Atlassian announced today it has allied with Snyk, Mend, Lacework, Stackhawk and JFrog to make it simpler to aggregate vulnerability data within the Jira project management software that many organizations rely on to manage application development and deployment efforts.
Andrew Pankevicius, a senior product manager for Atlassian, said the collaborations will make it easier to prioritize a list of vulnerabilities that need to be addressed and for DevOps teams to automatically assign that work to a continuous integration/continuous delivery (CI/CD) pipeline. Atlassian provides those third-party integrations via an Open DevOps initiative.
These capabilities, accessible via the Security Tab in Jira, will make it simpler for DevOps teams to manage output from the multiple application security tools that have become part of a larger DevSecOps workflow, noted Pankevicius.
These additions to the Atlassian portfolio are arriving at a time when there is a lot more focus on securing software supply chains in the wake of a series of high-profile breaches.
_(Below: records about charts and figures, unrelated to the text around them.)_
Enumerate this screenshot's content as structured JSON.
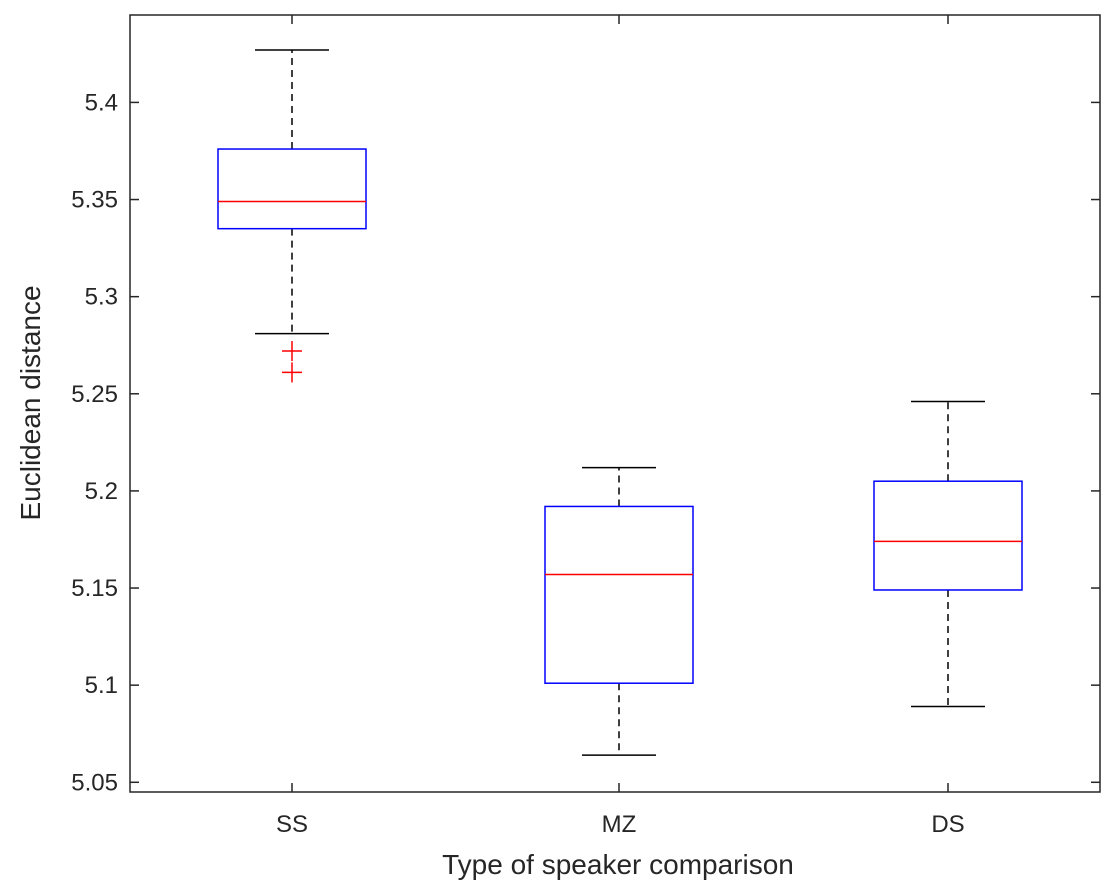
{
  "chart_data": {
    "type": "boxplot",
    "title": "",
    "xlabel": "Type of speaker comparison",
    "ylabel": "Euclidean distance",
    "categories": [
      "SS",
      "MZ",
      "DS"
    ],
    "boxes": [
      {
        "category": "SS",
        "whisker_low": 5.281,
        "q1": 5.335,
        "median": 5.349,
        "q3": 5.376,
        "whisker_high": 5.427,
        "outliers": [
          5.272,
          5.261
        ]
      },
      {
        "category": "MZ",
        "whisker_low": 5.064,
        "q1": 5.101,
        "median": 5.157,
        "q3": 5.192,
        "whisker_high": 5.212,
        "outliers": []
      },
      {
        "category": "DS",
        "whisker_low": 5.089,
        "q1": 5.149,
        "median": 5.174,
        "q3": 5.205,
        "whisker_high": 5.246,
        "outliers": []
      }
    ],
    "ylim": [
      5.045,
      5.445
    ],
    "yticks": [
      "5.05",
      "5.1",
      "5.15",
      "5.2",
      "5.25",
      "5.3",
      "5.35",
      "5.4"
    ],
    "grid": false,
    "colors": {
      "box": "#0000ff",
      "median": "#ff0000",
      "whisker": "#000000",
      "outlier": "#ff0000",
      "axis": "#262626"
    }
  }
}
Those breaches have led to a wave of legislative proposals in the U.S. and Europe that will soon require organizations to embrace DevOps best practices to address increased potential liability that might stem from an application breach.
For example, a proposed Cyber Resilience Act being negotiated by the member states of the European Union seeks to require organizations that sell internet-connected hardware platforms to ensure that their devices—and the software that runs on them—comply with cybersecurity best practices.
In the U.S., meanwhile, a National Cybersecurity Strategy proposal put forward by the Biden administration seeks to hold organizations that collect data or build software more accountable for breaches.
While both proposals are a long way from becoming the law of the land anytime soon, they are indicative of changing attitudes. Governments around the world are concluding the only way to ensure better cybersecurity is to require it. Previous suggestions made by government agencies are going to soon give way to actual mandates. As such, DevOps teams would be well-advised to get ahead of this sea change by implementing the tools and processes that inevitably will be required. As a result, many organizations are now embracing DevSecOps best practices that shift more responsibility for application security further left toward developers.
The challenge is finding the right set of cybersecurity tools that surface vulnerabilities as code is being developed to make sure context isn’t lost, said Pankevicius. Historically, cybersecurity teams have discovered vulnerabilities long after an application has been deployed in a production environment. By then, however, most developers have moved on to other projects, so remembering how a specific piece of code was developed and by whom can be a significant challenge, he noted.
There’s no doubt that when it comes to application security, a lot of progress has been made, but there is still much work to be done. The issue now is finding the best way to organize those efforts at a time when more applications are being simultaneously developed within organizations than ever.